The Environmental Health Division, the Department of the Montserrado County Health Team responsible for occupational food safety, water and sanitation, food inspection and routine business inspection says, about twenty-six communities are seriously vulnerable to cholera and diarrhea outbreak.
These communities include central Monrovia, Soniwen, Buzzy Quarter, West Point, Slipway, Clara Town, Doe Community, Sayon Town, Logan Town, Bong Mines Bridge, New Kru Town, St. Paul Bridge, Battery Factory and Gobachop, among others.
Diarrhoea, cholera, typhoid spread through sanitation which is one of the leading causes of childhood illness and death in Liberia and most parts of Africa.
Environmental Health Supervisor Momo J. Kamara told a WASH journalist that the communities lack adequate save drinking water and toilet facilities.
According to him, the communities are reportedly engaged in poor hygienic practices like selling and eating uncovered street food, open defecation, improper disposal of wastes and are unduly overcrowded, among others.
“More people defecate openly, and they dispose of their garbage openly. Some of them sell food in the market very exposed to flies, and this has been one of the difficult tasks for us,” he stated.
Meanwhile, Mr. Kamara disclosed they are currently working with local and international partners to roll out a contingency plan that will enable them rapidly respond to any outbreak.
He said the Montserrado Environmental Health Division was faced with serious stock out of basic emergency sanitary materials such as chlorine, soap, and Oral Rehydration Salt (ORS).
According to him, the move is part of continued precautionary measures to prevent recurrence of the 2007 acute watery diarrhea outbreak which left nearly ten people dead in Montserrado County and about four hundred infected.
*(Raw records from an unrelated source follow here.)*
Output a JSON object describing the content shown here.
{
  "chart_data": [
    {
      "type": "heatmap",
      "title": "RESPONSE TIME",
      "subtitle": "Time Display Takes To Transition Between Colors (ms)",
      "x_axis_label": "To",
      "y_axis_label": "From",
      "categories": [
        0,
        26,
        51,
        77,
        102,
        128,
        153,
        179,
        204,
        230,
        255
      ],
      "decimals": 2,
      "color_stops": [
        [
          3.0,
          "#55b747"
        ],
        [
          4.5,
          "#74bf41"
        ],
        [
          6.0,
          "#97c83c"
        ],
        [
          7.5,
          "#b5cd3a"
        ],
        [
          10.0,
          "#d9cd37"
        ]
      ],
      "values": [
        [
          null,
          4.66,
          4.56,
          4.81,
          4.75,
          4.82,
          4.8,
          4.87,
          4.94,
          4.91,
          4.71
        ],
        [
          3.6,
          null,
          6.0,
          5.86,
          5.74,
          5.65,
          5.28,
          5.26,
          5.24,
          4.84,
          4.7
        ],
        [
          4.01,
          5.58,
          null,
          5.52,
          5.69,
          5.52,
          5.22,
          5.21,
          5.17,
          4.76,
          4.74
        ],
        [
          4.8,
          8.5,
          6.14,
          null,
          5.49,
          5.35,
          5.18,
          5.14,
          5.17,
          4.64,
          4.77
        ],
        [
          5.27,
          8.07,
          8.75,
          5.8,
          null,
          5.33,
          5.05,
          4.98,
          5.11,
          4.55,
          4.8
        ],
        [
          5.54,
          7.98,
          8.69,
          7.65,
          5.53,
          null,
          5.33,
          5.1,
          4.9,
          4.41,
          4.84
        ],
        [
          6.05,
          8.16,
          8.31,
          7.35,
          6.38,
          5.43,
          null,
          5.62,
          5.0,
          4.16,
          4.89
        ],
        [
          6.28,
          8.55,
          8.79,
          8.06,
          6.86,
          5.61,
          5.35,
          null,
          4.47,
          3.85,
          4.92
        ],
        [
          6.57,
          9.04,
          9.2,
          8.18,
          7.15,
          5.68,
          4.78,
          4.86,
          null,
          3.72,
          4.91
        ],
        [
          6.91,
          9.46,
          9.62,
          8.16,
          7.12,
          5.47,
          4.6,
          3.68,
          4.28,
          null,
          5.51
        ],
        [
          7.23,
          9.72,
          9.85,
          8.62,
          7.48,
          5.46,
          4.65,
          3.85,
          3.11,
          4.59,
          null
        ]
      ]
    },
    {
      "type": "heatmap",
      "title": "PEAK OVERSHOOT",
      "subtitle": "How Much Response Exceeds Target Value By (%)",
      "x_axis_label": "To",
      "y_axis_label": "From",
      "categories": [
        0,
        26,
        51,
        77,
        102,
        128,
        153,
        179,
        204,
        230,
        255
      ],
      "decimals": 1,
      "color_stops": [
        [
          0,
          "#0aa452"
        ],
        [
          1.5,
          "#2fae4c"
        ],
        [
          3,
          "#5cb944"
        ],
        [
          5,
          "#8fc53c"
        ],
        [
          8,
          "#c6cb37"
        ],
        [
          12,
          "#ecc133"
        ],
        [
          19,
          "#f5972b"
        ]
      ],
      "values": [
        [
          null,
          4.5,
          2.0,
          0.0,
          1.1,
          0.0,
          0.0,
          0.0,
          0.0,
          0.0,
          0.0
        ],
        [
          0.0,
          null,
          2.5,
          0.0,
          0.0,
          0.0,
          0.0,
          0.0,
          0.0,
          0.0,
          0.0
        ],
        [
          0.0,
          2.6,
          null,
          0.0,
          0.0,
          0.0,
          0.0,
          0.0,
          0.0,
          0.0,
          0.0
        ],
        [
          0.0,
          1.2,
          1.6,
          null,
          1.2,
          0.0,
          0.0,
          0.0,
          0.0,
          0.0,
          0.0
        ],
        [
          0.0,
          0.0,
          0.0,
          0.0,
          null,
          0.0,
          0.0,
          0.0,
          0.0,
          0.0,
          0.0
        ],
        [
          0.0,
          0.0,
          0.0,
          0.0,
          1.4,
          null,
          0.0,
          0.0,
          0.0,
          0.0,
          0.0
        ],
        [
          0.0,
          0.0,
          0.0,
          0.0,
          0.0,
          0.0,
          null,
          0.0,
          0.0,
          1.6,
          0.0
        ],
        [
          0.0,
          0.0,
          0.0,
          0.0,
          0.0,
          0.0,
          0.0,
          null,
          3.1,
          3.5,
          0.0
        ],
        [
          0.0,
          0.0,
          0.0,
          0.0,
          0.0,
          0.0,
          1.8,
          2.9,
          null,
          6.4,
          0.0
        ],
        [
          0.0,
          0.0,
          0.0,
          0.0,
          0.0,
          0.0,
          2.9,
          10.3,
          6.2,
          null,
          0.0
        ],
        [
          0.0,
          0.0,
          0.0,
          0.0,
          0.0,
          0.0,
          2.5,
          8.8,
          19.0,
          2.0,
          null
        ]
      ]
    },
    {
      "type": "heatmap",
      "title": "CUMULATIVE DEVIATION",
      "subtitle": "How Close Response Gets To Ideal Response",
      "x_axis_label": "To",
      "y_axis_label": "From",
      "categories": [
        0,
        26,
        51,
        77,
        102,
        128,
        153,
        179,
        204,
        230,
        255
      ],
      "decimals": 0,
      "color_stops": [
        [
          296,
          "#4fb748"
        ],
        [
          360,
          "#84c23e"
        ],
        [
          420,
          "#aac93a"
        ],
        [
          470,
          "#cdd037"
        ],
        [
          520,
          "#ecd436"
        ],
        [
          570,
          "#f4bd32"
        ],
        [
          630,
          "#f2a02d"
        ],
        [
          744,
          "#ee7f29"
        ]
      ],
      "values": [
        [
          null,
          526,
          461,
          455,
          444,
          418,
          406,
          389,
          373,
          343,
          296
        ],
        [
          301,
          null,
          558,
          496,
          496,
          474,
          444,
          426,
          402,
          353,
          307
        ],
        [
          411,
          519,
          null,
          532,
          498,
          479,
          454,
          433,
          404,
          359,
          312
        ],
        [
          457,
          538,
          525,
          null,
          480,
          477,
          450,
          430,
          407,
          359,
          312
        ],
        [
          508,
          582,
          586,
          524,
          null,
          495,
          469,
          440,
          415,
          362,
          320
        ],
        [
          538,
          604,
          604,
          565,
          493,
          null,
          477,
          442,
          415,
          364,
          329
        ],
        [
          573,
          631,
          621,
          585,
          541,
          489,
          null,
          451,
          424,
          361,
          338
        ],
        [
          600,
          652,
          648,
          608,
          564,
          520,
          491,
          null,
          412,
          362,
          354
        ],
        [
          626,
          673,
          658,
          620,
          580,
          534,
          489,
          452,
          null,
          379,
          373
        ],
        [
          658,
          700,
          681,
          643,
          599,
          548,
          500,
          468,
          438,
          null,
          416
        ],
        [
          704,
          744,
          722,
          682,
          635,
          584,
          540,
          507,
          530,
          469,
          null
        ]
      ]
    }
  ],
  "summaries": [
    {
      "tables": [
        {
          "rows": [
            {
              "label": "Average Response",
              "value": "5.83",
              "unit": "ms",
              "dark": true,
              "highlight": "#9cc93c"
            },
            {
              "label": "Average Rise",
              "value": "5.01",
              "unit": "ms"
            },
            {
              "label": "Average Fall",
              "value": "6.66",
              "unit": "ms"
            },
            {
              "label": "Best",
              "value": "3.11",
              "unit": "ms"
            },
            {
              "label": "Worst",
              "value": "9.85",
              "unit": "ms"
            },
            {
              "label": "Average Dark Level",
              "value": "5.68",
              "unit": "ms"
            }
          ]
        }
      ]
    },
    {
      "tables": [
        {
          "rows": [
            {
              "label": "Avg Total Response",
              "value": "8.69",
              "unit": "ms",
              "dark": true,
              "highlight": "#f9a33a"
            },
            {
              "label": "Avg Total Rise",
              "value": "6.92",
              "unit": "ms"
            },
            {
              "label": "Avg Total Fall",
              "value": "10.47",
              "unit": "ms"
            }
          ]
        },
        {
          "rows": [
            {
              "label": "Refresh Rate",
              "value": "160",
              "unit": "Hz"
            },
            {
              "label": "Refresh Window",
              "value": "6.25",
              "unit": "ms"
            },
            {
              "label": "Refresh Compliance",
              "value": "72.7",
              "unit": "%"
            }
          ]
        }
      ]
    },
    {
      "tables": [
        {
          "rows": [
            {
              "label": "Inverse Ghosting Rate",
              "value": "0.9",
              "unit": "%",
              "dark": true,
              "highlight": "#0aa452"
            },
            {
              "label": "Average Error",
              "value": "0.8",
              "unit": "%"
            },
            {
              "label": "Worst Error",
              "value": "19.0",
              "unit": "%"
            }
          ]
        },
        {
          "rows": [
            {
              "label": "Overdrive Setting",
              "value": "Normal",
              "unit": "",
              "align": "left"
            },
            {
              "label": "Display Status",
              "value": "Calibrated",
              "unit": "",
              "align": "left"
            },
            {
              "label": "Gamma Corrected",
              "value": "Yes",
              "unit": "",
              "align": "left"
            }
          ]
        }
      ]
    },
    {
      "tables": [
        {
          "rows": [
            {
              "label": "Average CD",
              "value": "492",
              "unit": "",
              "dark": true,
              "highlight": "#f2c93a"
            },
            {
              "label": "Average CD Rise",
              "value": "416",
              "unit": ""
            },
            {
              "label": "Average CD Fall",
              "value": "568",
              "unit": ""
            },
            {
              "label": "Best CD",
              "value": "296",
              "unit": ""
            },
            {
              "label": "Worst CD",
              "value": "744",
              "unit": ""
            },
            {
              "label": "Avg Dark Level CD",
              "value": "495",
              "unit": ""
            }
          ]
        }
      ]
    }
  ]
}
He stated further that the cases have dramatically reduced with increased awareness and sensitization by the general community health volunteers.
Mr. Kamara is urging community members to assist themselves build toilets as part of efforts to ensure improved sanitation and hygiene practices.
“We have already started our preparation again because every rainy season we have contingency plan for cholera outbreak. We are not praying for any outbreak but we are also preparing ourselves in case of any eventuality,” Mr. Kamara stressed.
Quite recently, similar situation regarding poor sanitation reportedly killed one middle aged person and infected two others including children in Upper Caldwell Township, outside Monrovia.
Water is considered to be the most important resource for sustaining environment, which provides life-supporting services for people, animals, and plants. Because contaminated water is a major cause of illness and death, water quality is a determining factor in human poverty, education, and economic opportunities.
For sanitation, it is considered a source of dignity. Sanitation is vital for human health; it generates economic benefits, contributes to dignity and social development; it protects the environment and that by improving it, sanitation will be achieved.
Sanitation concerns everyone, and together we all can make it a reality. It is against this background that the Water, Sanitation and Hygiene Reporters & Editors Network of Liberia (WASH R&E) has embarked on an Exclusive Media Focus on Sanitation, sponsored by WaterAid in Liberia and Sierra Leone.